Since we are viewing this problem from financial institution's perspective who are trying to find out defaulter's, we need to focus on Recall (True Positive Rate/Sensitivity) and Precision (Positive Predictive Value).

In [None]:

#calculate recall
recall_knn = recall_score(y_test, knn_predictions)
recall_lr = recall_score(y_test, lr_predictions)
recall_dt = recall_score(y_test, dt_predictions)
recall_rf = recall_score(y_test, rf_predictions)
recall_svc = recall_score(y_test, svc_predictions)
recall_nn = recall_score(y_test, nn_predictions)

#calculate precision
precision_knn = precision_score(y_test, knn_predictions)
precision_lr = precision_score(y_test, lr_predictions)
precision_dt = precision_score(y_test, dt_predictions)
precision_rf = precision_score(y_test, rf_predictions)
precision_svc = precision_score(y_test, svc_predictions)
precision_nn = precision_score(y_test, nn_predictions)

# comparison table
model_comparison = pd.DataFrame({'Model':['k-NN', 'LogReg', 'DecisionTree', 'RandomForest', 'SVM', 'ANN'],
                                 'roc_auc':[knn_test_score, lr_test_score, dt_test_score, rf_test_score, svc_test_score, nn_test_score],
                                 'Recall/TPR':[recall_knn, recall_lr, recall_dt, recall_rf, recall_svc, recall_nn],
                                 'Precision/PPV': [precision_knn, precision_lr, precision_dt, precision_rf, precision_svc, precision_nn]})

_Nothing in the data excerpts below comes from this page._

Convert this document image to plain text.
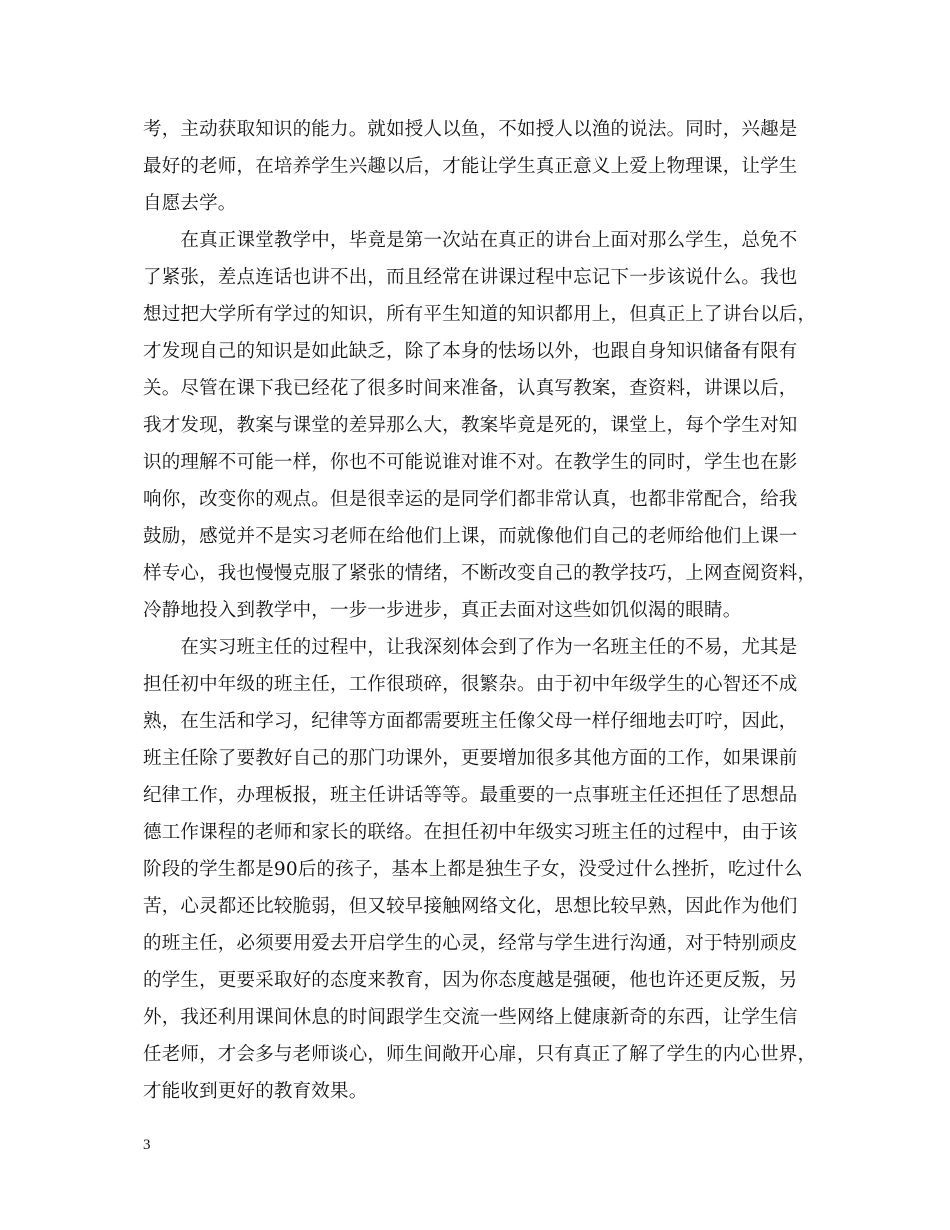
考，主动获取知识的能力。就如授人以鱼，不如授人以渔的说法。同时，兴趣是
最好的老师，在培养学生兴趣以后，才能让学生真正意义上爱上物理课，让学生
自愿去学。
　　在真正课堂教学中，毕竟是第一次站在真正的讲台上面对那么学生，总免不
了紧张，差点连话也讲不出，而且经常在讲课过程中忘记下一步该说什么。我也
想过把大学所有学过的知识，所有平生知道的知识都用上，但真正上了讲台以后，
才发现自己的知识是如此缺乏，除了本身的怯场以外，也跟自身知识储备有限有
关。尽管在课下我已经花了很多时间来准备，认真写教案，查资料，讲课以后，
我才发现，教案与课堂的差异那么大，教案毕竟是死的，课堂上，每个学生对知
识的理解不可能一样，你也不可能说谁对谁不对。在教学生的同时，学生也在影
响你，改变你的观点。但是很幸运的是同学们都非常认真，也都非常配合，给我
鼓励，感觉并不是实习老师在给他们上课，而就像他们自己的老师给他们上课一
样专心，我也慢慢克服了紧张的情绪，不断改变自己的教学技巧，上网查阅资料，
冷静地投入到教学中，一步一步进步，真正去面对这些如饥似渴的眼睛。
　　在实习班主任的过程中，让我深刻体会到了作为一名班主任的不易，尤其是
担任初中年级的班主任，工作很琐碎，很繁杂。由于初中年级学生的心智还不成
熟，在生活和学习，纪律等方面都需要班主任像父母一样仔细地去叮咛，因此，
班主任除了要教好自己的那门功课外，更要增加很多其他方面的工作，如果课前
纪律工作，办理板报，班主任讲话等等。最重要的一点事班主任还担任了思想品
德工作课程的老师和家长的联络。在担任初中年级实习班主任的过程中，由于该
阶段的学生都是90后的孩子，基本上都是独生子女，没受过什么挫折，吃过什么
苦，心灵都还比较脆弱，但又较早接触网络文化，思想比较早熟，因此作为他们
的班主任，必须要用爱去开启学生的心灵，经常与学生进行沟通，对于特别顽皮
的学生，更要采取好的态度来教育，因为你态度越是强硬，他也许还更反叛，另
外，我还利用课间休息的时间跟学生交流一些网络上健康新奇的东西，让学生信
任老师，才会多与老师谈心，师生间敞开心扉，只有真正了解了学生的内心世界，
才能收到更好的教育效果。
3
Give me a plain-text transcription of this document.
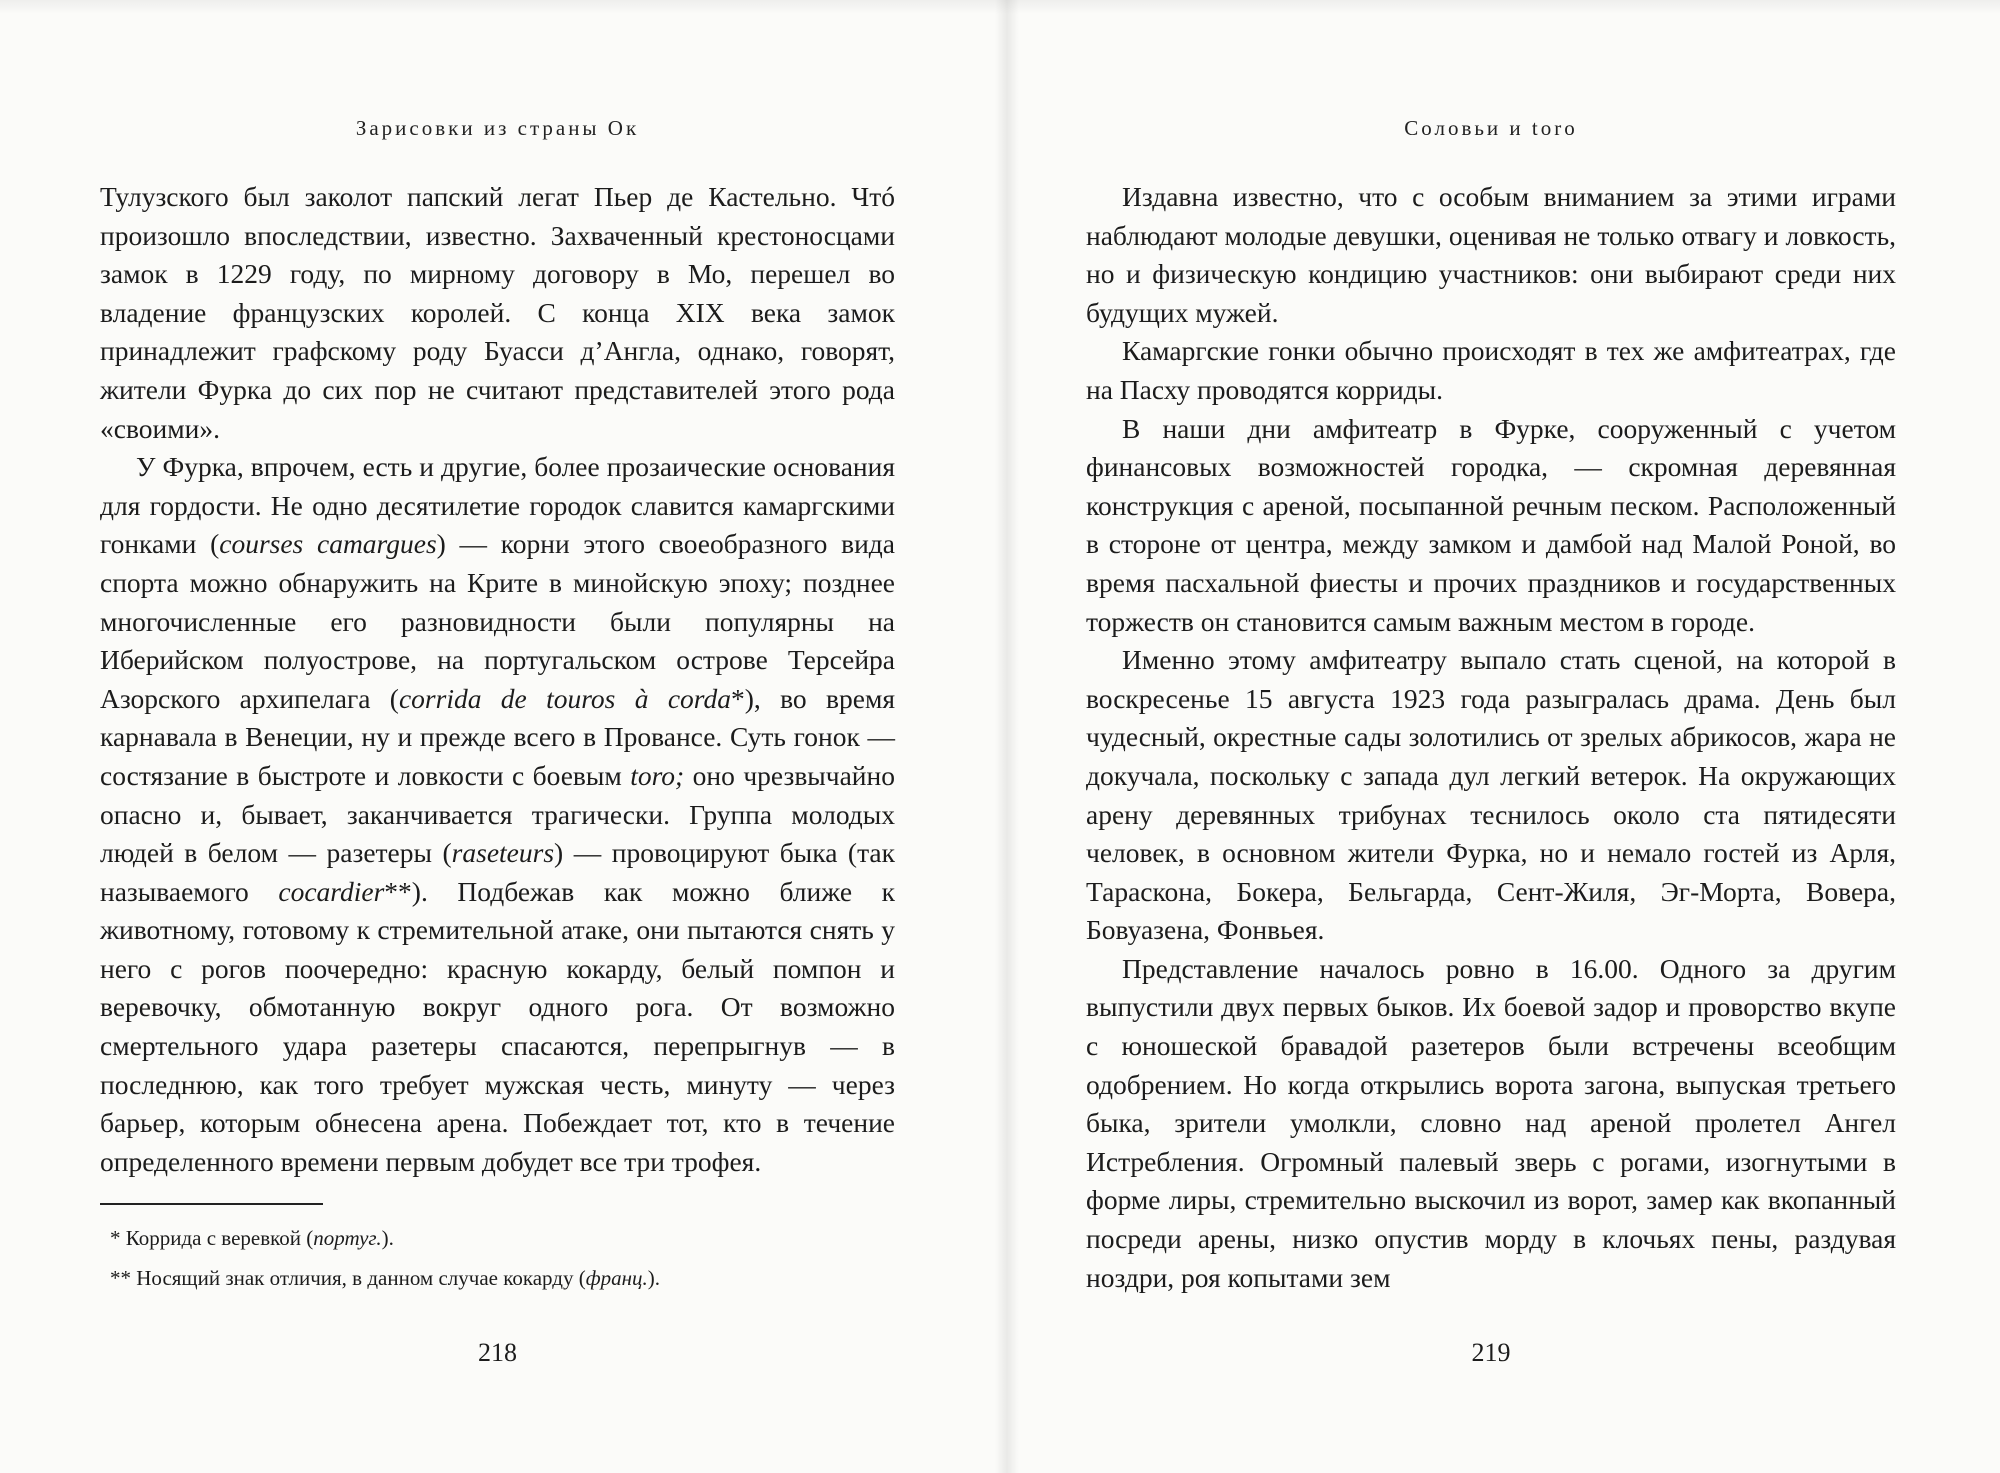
Зарисовки из страны Ок

Тулузского был заколот папский легат Пьер де Кастельно. Чтó произошло впоследствии, известно. Захваченный крестоносцами замок в 1229 году, по мирному договору в Мо, перешел во владение французских королей. С конца XIX века замок принадлежит графскому роду Буасси д’Англа, однако, говорят, жители Фурка до сих пор не считают представителей этого рода «своими».

У Фурка, впрочем, есть и другие, более прозаические основания для гордости. Не одно десятилетие городок славится камаргскими гонками (courses camargues) — корни этого своеобразного вида спорта можно обнаружить на Крите в минойскую эпоху; позднее многочисленные его разновидности были популярны на Иберийском полуострове, на португальском острове Терсейра Азорского архипелага (corrida de touros à corda*), во время карнавала в Венеции, ну и прежде всего в Провансе. Суть гонок — состязание в быстроте и ловкости с боевым toro; оно чрезвычайно опасно и, бывает, заканчивается трагически. Группа молодых людей в белом — разетеры (raseteurs) — провоцируют быка (так называемого cocardier**). Подбежав как можно ближе к животному, готовому к стремительной атаке, они пытаются снять у него с рогов поочередно: красную кокарду, белый помпон и веревочку, обмотанную вокруг одного рога. От возможно смертельного удара разетеры спасаются, перепрыгнув — в последнюю, как того требует мужская честь, минуту — через барьер, которым обнесена арена. Побеждает тот, кто в течение определенного времени первым добудет все три трофея.

* Коррида с веревкой (португ.).

** Носящий знак отличия, в данном случае кокарду (франц.).

218
Соловьи и toro

Издавна известно, что с особым вниманием за этими играми наблюдают молодые девушки, оценивая не только отвагу и ловкость, но и физическую кондицию участников: они выбирают среди них будущих мужей.

Камаргские гонки обычно происходят в тех же амфитеатрах, где на Пасху проводятся корриды.

В наши дни амфитеатр в Фурке, сооруженный с учетом финансовых возможностей городка, — скромная деревянная конструкция с ареной, посыпанной речным песком. Расположенный в стороне от центра, между замком и дамбой над Малой Роной, во время пасхальной фиесты и прочих праздников и государственных торжеств он становится самым важным местом в городе.

Именно этому амфитеатру выпало стать сценой, на которой в воскресенье 15 августа 1923 года разыгралась драма. День был чудесный, окрестные сады золотились от зрелых абрикосов, жара не докучала, поскольку с запада дул легкий ветерок. На окружающих арену деревянных трибунах теснилось около ста пятидесяти человек, в основном жители Фурка, но и немало гостей из Арля, Тараскона, Бокера, Бельгарда, Сент-Жиля, Эг-Морта, Вовера, Бовуазена, Фонвьея.

Представление началось ровно в 16.00. Одного за другим выпустили двух первых быков. Их боевой задор и проворство вкупе с юношеской бравадой разетеров были встречены всеобщим одобрением. Но когда открылись ворота загона, выпуская третьего быка, зрители умолкли, словно над ареной пролетел Ангел Истребления. Огромный палевый зверь с рогами, изогнутыми в форме лиры, стремительно выскочил из ворот, замер как вкопанный посреди арены, низко опустив морду в клочьях пены, раздувая ноздри, роя копытами зем

219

model_comparison = model_comparison.set_index('Model')
model_comparison.sort_values('roc_auc', ascending=False)

Conclusion
The best performing model for our problem in Neural Networks with an ROC AUC score of 78.1%, Recall of 37.2% and Precision of 67.4%. Given the imbalance in the data the model may not detect the class well but when it does it is highly trustable.